What’s happening in Minneapolis: reconstruction
Last morning January 7, 2026in a residential neighborhood of South Minneapolis some federal agents were engaged in an enforcement operation, i.e. an operational action by the police “to enforce a law”.
The victim, Renée Nicole Good, had just dropped their son off at school and, according to reports, got out of the SUV to observe what was happening on the street when ICE agents surrounded her. The woman got back into her vehicle, probably scared, trying to leave. An officer tried to force the door, and Good started the car. Just in those moments, the woman was hit by three shots fired at point blank range from another agent.
Kristi Noemsecretary of the US Department of Homeland Security (which also coordinates ICE), said that the woman was “a danger to her agents” and that “she had gotten into the car to run over one of them”. The version, later taken up by Donald Trump and other political exponents of the US right, was promptly denied by video shot by people on the street at the time protesting against ICE operations. The testimonies circulated on the web also attest that the officers prevented even a doctor from providing aid to the woman (not being able to get closer, they could not have known that the woman was already dead).
In the days following Good’s murder – which has been compared to the well-known murder of George Floyd because, although operated by the police in that case, once again, it made Minneapolis the symbol of a death that reignites the clash over theabuse of power – the movement has intensified in many American citiesICE Out For Good” (a play on words that can be translated as “goodbye ICE forever”), with demonstrations throughout the United States calling for the elimination of this often very violent federal agency.
Jacob Freymayor of Minneapolis, publicly condemned the operation, telling ICE to “go away” and accusing federal agents of “creating chaos.” Congressional Democrats asked investigations in-depth,
going so far as to threaten to condition the funds (or even block them) to the Department of Homeland Security after the shooting.
The political and social debate
The issue has raised urgent questions: what is the limit of federal power, if any?
In theory, Washington can enforce federal laws with its own agents, and states cannot “block” it directly, but states can refuse to cooperatethat is, not employing the police or leaving local facilities and resources at the service of federal operations. After the incident, some also soon emerged legislative proposals at the state level think for limit or condition how federal agencies act (such as the use of masked agents or interventions in sensitive locations).

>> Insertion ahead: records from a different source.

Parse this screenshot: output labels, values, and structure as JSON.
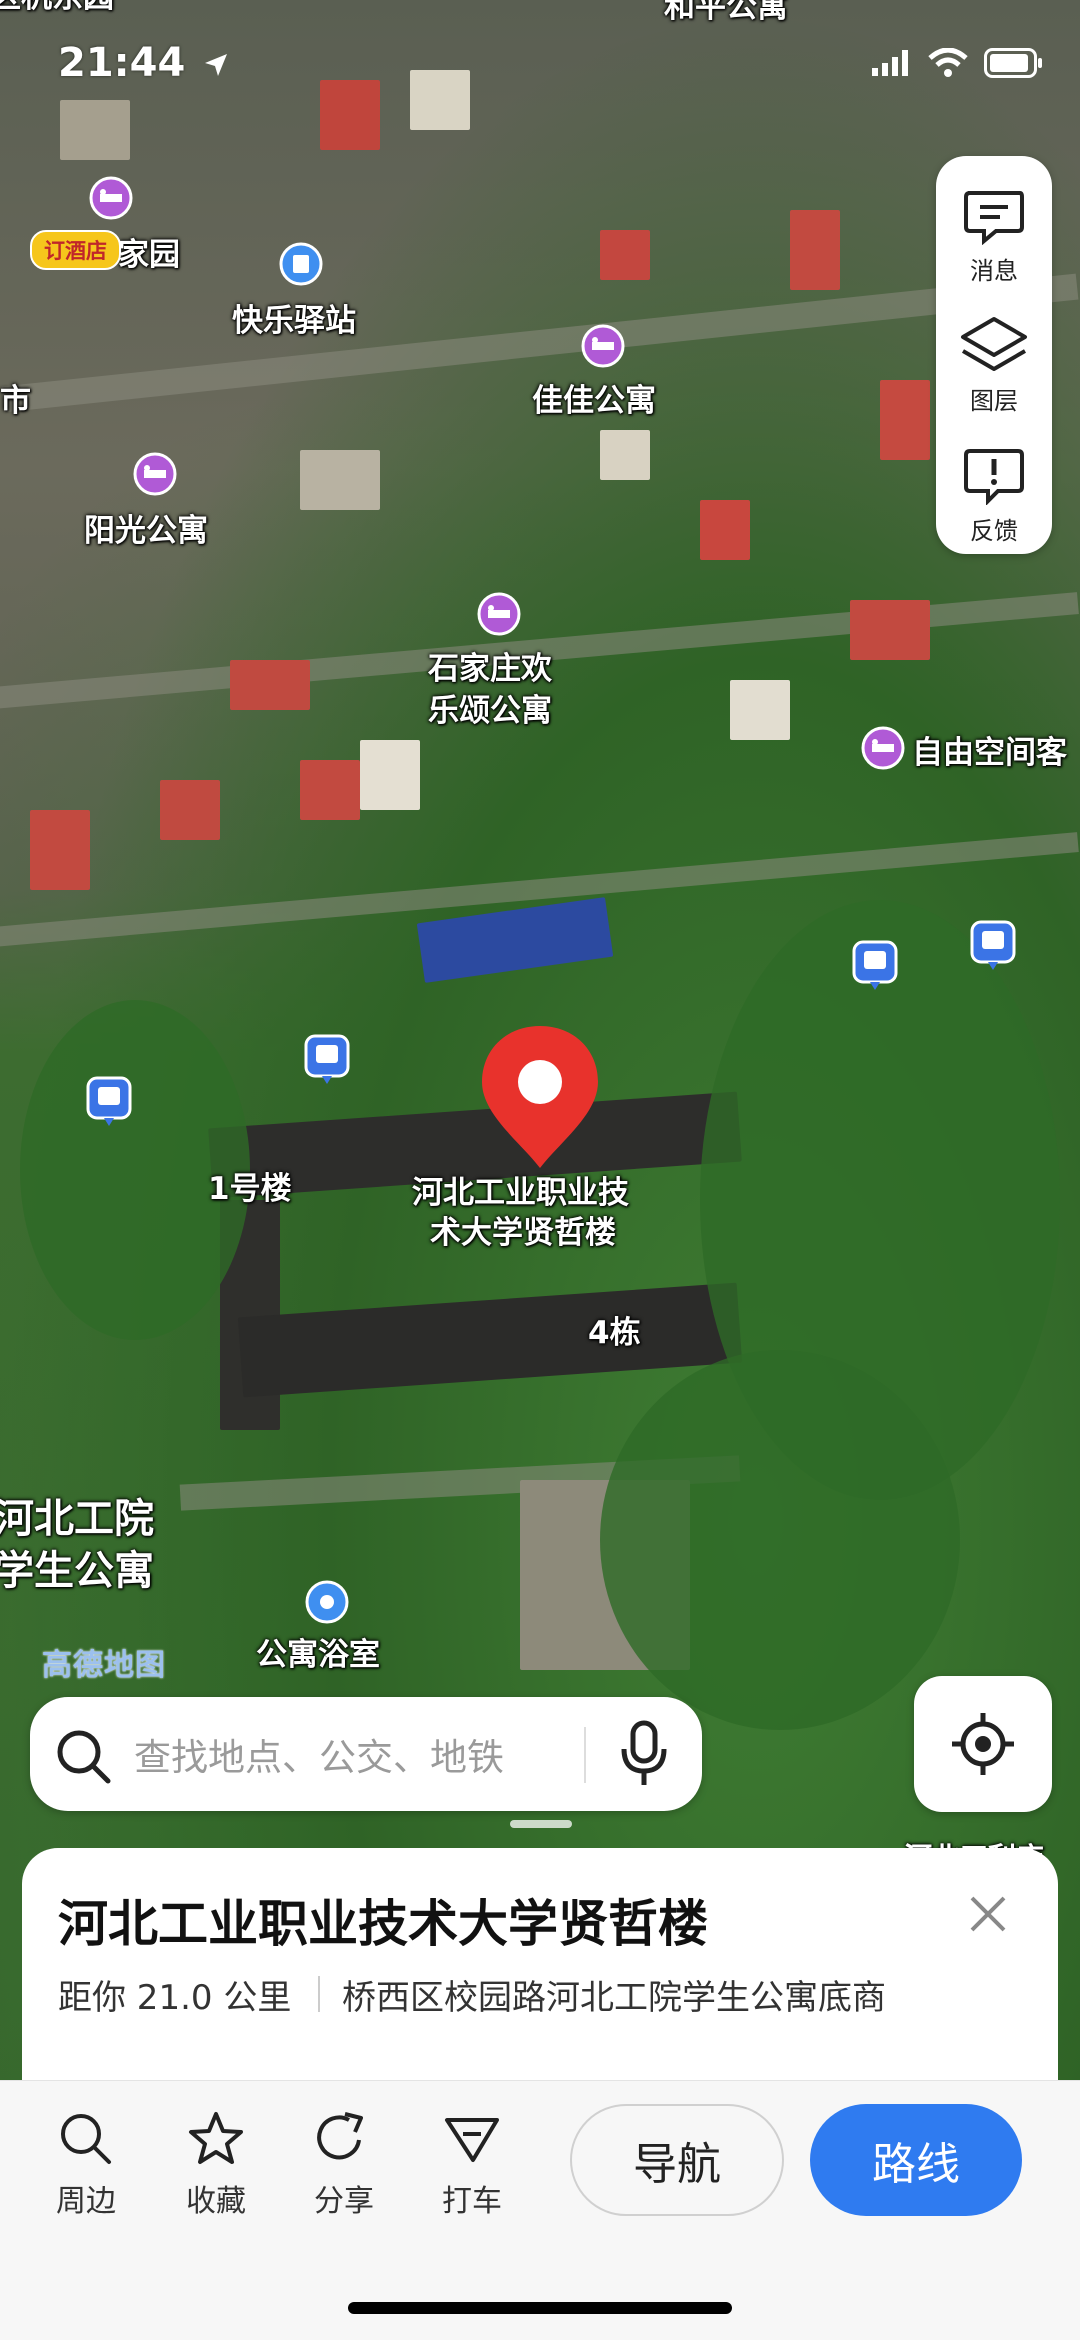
{
  "status_bar": {
    "time": "21:44"
  },
  "side_panel": {
    "items": [
      {
        "label": "消息",
        "icon": "message-icon"
      },
      {
        "label": "图层",
        "icon": "layers-icon"
      },
      {
        "label": "反馈",
        "icon": "feedback-icon"
      }
    ]
  },
  "map": {
    "labels": {
      "top_partial_left": "区机东园",
      "top_partial_right": "和平公寓",
      "left_edge": "市",
      "hotel_garden": "家园",
      "happy_inn": "快乐驿站",
      "jiajia": "佳佳公寓",
      "sunshine": "阳光公寓",
      "shijiazhuang_line1": "石家庄欢",
      "shijiazhuang_line2": "乐颂公寓",
      "freedom": "自由空间客",
      "building1": "1号楼",
      "target_line1": "河北工业职业技",
      "target_line2": "术大学贤哲楼",
      "building4": "4栋",
      "hebei_apt_line1": "河北工院",
      "hebei_apt_line2": "学生公寓",
      "bathhouse": "公寓浴室",
      "bottom_right_partial": "河北工利店"
    },
    "hotel_badge": "订酒店",
    "logo": "高德地图",
    "colors": {
      "pin_red": "#e8322c",
      "poi_purple": "#b05ad6",
      "bus_blue": "#3b74e6"
    }
  },
  "search": {
    "placeholder": "查找地点、公交、地铁"
  },
  "place": {
    "title": "河北工业职业技术大学贤哲楼",
    "distance": "距你 21.0 公里",
    "address": "桥西区校园路河北工院学生公寓底商"
  },
  "actions": {
    "nearby": "周边",
    "favorite": "收藏",
    "share": "分享",
    "taxi": "打车",
    "navigate": "导航",
    "route": "路线"
  },
  "accent_color": "#2f7bf0"
}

But Good’s case also put a spotlight on what ICE is becomingwhich in the eyes of many people is no longer just a “technical” immigration agency, but an actor of national security and internal public order with an increasingly ruthless and militarized way of doing things.
The result? A climate of growing voltage especially on the outskirts of cities, where ICE is perceived by citizens as an increasingly paramilitary body, and a wave of protests from Washington to New York that show no signs of abating.